Grote dieren (vee en wild) dienen als belangrijk reservoirs van zoönotische pathogenen, met inbegrip van Brucella, Mycobacterium bovis, Salmonellaen E. coli, en zijn nuttig voor de studie van de pathogenese en/of verspreiding van de bacteriën in natuurlijke gastheren. Met de belangrijkste functie van de lymfklieren in de immuunrespons van de gastheer dienen lymfeklier weefsels als een potentiële bron van RNA voor downstream transcriptomic analyses, teneinde de tijdelijke wijzigingen in genexpressie in cellen in de loop van een infectie. Dit artikel geeft een overzicht van het proces van de lymfeklier collectie, bemonstering van weefsel en downstream RNA verwerking in vee, van runderen (Bos taurus) als een model, met extra voorbeelden van de Amerikaanse bison (Bison bison ).

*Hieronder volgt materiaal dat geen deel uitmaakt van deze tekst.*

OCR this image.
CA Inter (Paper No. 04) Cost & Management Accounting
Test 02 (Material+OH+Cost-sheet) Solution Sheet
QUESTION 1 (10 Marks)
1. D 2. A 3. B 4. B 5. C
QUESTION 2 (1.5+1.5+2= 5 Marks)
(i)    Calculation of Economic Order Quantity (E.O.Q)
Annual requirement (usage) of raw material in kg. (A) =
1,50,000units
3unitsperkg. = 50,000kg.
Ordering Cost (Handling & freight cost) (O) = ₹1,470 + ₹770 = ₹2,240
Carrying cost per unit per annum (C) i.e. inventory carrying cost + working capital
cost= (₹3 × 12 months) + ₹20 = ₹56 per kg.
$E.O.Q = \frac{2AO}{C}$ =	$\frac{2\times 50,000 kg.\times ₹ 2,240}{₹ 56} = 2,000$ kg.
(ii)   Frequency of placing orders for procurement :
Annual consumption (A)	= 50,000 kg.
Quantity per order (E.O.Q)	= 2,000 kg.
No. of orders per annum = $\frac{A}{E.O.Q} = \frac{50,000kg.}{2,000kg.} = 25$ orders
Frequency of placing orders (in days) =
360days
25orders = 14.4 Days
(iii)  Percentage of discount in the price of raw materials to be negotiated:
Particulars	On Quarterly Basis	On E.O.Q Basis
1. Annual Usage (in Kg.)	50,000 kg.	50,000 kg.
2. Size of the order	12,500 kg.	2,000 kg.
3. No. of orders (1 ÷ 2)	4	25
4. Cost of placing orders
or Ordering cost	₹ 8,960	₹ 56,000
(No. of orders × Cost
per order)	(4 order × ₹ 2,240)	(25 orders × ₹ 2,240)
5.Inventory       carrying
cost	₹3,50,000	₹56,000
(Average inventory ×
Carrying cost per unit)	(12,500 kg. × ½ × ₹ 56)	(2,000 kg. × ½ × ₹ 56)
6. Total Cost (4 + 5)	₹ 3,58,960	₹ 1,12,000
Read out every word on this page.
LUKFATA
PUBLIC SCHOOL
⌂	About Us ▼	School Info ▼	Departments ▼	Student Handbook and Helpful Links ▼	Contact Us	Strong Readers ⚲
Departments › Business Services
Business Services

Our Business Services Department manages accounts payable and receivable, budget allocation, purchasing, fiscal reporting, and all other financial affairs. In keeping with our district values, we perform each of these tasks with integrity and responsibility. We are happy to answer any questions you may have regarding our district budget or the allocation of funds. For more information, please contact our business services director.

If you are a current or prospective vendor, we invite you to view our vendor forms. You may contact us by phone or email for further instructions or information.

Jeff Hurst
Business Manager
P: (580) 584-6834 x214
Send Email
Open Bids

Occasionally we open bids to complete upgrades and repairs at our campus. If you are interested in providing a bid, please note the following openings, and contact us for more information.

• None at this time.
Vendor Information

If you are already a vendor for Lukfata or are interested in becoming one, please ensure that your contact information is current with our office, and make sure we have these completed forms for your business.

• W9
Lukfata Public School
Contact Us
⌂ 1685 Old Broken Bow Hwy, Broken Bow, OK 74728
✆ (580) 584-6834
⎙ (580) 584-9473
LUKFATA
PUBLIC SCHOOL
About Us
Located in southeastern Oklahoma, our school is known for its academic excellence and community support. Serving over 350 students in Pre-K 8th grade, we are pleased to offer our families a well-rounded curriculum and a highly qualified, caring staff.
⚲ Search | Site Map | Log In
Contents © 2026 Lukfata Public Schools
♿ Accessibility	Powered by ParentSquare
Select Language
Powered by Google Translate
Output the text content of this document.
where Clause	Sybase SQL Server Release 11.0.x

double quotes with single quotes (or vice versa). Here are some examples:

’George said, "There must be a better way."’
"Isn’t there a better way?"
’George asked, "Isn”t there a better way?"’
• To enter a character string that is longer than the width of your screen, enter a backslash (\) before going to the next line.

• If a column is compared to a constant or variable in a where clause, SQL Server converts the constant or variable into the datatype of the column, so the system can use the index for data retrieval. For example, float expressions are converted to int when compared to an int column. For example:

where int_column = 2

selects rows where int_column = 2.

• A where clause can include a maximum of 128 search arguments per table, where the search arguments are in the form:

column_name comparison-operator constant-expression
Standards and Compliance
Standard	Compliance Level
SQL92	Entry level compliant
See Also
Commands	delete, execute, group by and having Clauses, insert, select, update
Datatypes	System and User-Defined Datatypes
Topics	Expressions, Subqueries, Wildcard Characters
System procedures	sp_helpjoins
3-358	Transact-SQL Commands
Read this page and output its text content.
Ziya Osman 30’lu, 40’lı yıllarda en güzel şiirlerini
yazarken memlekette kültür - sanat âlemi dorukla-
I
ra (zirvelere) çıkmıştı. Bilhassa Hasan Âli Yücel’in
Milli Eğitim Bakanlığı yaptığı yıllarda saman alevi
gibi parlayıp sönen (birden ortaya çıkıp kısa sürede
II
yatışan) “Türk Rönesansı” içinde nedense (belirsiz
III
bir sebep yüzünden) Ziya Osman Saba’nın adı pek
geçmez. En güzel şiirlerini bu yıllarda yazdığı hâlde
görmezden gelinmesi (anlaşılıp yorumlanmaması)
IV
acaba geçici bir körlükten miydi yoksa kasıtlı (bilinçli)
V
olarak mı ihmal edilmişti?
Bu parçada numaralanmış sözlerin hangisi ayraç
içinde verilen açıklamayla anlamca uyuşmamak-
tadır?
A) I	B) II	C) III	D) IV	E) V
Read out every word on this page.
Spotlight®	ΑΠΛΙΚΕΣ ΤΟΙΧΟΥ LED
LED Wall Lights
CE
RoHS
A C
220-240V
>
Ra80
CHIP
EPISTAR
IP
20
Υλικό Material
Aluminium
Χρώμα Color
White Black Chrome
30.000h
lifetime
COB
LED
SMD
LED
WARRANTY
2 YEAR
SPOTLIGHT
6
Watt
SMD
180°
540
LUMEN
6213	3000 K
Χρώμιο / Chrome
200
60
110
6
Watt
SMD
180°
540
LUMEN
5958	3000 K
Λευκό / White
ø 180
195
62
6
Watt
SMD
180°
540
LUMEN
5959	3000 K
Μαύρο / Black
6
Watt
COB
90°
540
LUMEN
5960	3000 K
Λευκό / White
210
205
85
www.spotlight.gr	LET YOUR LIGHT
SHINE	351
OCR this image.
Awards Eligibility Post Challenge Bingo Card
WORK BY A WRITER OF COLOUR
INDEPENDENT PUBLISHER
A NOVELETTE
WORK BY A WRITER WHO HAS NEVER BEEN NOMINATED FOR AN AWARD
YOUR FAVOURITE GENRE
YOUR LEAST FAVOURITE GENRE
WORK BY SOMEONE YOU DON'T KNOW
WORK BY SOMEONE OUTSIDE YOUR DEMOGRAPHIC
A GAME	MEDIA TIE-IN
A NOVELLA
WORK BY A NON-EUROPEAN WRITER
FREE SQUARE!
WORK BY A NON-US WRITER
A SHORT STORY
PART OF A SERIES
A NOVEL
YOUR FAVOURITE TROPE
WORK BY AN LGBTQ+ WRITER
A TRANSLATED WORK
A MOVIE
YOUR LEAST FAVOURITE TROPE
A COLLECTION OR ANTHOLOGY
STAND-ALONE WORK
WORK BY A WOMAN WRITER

Het protocol bevat informatie over de locatie, identificatie en verwijdering van lymfeklieren van meerdere belangrijke plaatsen in het lichaam. Bovendien wordt een biopsie bemonsteringsmethode gepresenteerd dat voorziet in een consistentie van bemonstering over meerdere dieren. Verscheidene overwegingen voor behoud van de steekproef worden besproken, met inbegrip van de generatie van RNA geschikt voor downstream methodologieën zoals RNA-sequencing en RT-PCR. Vanwege de lange vertragingen die inherent zijn aan grote dierlijke vs. muis tijd cursus studies, worden representatieve resultaten van bison en boviene lymfeklier weefsels voorgesteld om te beschrijven van het tijdsverloop van de degradatie in dit weefseltype, in het kader van een herziening van vorige methodologische werkzaamheden op aantasting van het RNA in andere weefsels. Over het geheel genomen zal dit protocol nuttig aan beide veterinaire onderzoekers beginnen transcriptome projecten op grote dieren monsters en moleculaire biologen geïnteresseerd in het leren van technieken voor in vivo weefsel bemonstering en in vitro verwerking zijn.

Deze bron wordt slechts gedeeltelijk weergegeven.